Last week I wrote about the scam of collecting upfront fees and the scammer absconding with the money without performing any services for the homeowner.  As I mentioned, there are other scams that can occur at virtually any phase of the short sale process.  Because the decision to sell short is often full of emotion, and the process itself is long and confusing to home owners, the short sale transaction is highly vulnerable to scams. 

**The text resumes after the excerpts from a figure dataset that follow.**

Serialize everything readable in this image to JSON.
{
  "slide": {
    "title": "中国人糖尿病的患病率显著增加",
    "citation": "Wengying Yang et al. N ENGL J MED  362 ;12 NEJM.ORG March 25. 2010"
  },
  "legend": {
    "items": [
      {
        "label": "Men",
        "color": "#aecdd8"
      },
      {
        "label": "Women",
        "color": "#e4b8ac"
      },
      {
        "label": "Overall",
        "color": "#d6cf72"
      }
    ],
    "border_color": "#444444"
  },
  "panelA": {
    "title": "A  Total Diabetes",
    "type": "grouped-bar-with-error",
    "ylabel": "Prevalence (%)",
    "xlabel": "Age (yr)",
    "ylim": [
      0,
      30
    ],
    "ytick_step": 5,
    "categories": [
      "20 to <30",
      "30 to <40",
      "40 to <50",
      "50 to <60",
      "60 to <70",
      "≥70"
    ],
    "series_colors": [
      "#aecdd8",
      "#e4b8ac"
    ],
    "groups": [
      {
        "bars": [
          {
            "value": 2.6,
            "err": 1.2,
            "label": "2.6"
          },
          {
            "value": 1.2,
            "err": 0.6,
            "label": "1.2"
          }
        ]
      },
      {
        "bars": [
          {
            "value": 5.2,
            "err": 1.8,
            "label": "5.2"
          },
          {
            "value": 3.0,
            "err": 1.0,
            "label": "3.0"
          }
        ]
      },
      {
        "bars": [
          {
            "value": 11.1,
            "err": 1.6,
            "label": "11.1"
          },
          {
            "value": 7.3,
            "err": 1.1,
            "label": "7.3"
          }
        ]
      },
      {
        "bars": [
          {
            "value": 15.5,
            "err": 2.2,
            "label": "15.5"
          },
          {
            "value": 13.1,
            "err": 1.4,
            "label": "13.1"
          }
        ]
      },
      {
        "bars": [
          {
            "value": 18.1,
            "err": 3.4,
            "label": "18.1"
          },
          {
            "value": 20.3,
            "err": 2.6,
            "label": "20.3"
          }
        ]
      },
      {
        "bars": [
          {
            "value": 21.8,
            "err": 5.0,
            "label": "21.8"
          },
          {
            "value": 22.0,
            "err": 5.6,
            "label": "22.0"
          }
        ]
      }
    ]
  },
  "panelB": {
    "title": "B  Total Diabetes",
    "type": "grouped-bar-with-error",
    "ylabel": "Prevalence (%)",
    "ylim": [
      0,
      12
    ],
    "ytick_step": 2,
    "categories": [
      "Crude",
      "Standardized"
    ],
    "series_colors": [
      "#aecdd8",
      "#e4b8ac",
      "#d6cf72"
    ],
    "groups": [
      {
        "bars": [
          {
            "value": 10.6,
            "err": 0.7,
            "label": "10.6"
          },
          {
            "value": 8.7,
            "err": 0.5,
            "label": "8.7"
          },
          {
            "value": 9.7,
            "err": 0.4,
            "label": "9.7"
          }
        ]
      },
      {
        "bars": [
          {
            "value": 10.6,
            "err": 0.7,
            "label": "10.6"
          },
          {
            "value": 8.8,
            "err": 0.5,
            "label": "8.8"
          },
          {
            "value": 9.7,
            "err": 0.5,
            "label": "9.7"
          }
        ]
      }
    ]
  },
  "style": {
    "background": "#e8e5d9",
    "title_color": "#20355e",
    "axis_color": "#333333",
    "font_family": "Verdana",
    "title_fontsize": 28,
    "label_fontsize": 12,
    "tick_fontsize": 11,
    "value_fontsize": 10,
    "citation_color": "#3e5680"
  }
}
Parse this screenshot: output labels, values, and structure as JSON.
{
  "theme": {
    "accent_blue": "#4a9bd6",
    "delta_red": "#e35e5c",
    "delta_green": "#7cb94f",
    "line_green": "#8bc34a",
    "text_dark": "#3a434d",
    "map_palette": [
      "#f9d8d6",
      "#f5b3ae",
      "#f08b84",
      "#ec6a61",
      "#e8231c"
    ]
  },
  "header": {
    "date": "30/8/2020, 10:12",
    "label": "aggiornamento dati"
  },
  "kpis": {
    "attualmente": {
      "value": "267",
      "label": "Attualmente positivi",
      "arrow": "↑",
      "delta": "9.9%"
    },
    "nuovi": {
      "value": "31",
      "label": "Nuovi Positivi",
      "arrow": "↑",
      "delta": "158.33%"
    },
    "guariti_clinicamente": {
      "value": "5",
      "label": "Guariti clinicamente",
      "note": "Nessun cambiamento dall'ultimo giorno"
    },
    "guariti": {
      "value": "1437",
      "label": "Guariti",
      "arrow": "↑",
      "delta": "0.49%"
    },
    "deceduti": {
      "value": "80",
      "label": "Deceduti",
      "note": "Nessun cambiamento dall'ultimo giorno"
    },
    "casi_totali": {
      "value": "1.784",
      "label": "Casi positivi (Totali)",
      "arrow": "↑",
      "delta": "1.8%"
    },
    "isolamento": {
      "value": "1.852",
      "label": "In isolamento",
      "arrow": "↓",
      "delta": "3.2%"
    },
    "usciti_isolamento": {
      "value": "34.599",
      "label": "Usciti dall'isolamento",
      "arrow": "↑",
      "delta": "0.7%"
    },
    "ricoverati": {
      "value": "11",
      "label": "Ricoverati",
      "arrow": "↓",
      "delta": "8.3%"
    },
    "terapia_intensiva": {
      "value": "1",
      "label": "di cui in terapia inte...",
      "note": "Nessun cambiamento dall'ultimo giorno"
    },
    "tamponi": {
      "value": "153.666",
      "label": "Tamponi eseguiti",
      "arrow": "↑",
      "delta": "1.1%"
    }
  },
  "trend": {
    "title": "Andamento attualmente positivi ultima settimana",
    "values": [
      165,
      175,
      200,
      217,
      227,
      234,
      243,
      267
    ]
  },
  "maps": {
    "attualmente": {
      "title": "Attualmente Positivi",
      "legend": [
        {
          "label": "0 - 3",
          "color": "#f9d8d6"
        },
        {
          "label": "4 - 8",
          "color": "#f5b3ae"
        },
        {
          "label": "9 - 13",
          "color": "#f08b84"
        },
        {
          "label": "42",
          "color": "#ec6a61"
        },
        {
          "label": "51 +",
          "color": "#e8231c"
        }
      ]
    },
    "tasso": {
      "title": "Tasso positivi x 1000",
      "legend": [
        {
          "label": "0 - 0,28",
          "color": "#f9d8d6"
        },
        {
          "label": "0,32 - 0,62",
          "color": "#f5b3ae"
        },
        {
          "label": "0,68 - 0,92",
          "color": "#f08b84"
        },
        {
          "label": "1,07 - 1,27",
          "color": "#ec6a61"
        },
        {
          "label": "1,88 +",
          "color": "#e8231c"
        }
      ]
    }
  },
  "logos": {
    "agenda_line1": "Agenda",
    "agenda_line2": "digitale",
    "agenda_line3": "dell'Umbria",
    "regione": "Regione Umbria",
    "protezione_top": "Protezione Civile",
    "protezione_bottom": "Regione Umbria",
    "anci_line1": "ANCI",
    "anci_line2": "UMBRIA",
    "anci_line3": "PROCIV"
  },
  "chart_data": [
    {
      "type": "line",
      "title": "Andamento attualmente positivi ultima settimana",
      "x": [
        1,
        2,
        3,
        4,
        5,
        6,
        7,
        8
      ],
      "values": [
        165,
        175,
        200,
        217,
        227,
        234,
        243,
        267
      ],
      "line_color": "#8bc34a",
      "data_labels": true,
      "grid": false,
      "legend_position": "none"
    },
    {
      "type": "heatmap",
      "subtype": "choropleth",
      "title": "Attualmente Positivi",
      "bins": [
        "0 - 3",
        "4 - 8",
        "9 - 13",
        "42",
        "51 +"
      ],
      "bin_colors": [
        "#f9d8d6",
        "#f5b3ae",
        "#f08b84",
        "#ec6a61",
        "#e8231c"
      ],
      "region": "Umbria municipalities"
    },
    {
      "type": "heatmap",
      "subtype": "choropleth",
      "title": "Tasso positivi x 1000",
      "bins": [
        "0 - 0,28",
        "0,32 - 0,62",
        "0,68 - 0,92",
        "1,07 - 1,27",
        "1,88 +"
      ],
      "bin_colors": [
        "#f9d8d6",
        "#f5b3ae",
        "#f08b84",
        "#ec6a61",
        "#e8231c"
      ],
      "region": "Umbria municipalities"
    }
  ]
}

According to the California Association of Realtors, here are some red flags that may indicate fraudulent activity.  Be wary if someone does any of the following:
• Gives an unqualified promise, such as to obtain short sale approval, stop foreclosure, or other assurances;
• Is unconcerned about the sales price, possession of the property, and other significant terms of sale;
• Is unconcerned about the short sale seller’s financial situation;
• Is involved in a sales transaction where the seller is not the current owner of the property;
• Is involved in a sales transaction where the property owner has purportedly given someone an option to purchase;
• Represents that the buyer is an entity (such as a trust or LLC), rather than an individual person;
• Creates more than one sales contract for the same property;
• Asks for something to be done immediately without delay;
• Asks for a power of attorney;
• Asks for a transfer of title or an interest in the property outside of escrow;
• Asks for signatures on a grant deed or deed of trust;
• Asks for signatures without giving a lot of time to review the documents;
• Asks for signatures on a document that has lines left blank;
• Fails to provide copies of documents signed;
• Refuses or fails to provide written confirmation of an oral promise;
• Instructs the seller, listing agent, escrow officer, or someone else not to contact the short sale lender;
• Instructs a client not to discuss his or her situation with a housing counselor, banker, accountant, attorney, family, friends, or others;
• Has an answer for everything; and
• Engages in “shop talk” that sounds glib, but doesn’t in fact make sense.

If you have any questions or concerns about any part of the transaction, make sure you consult a professional before signing anything!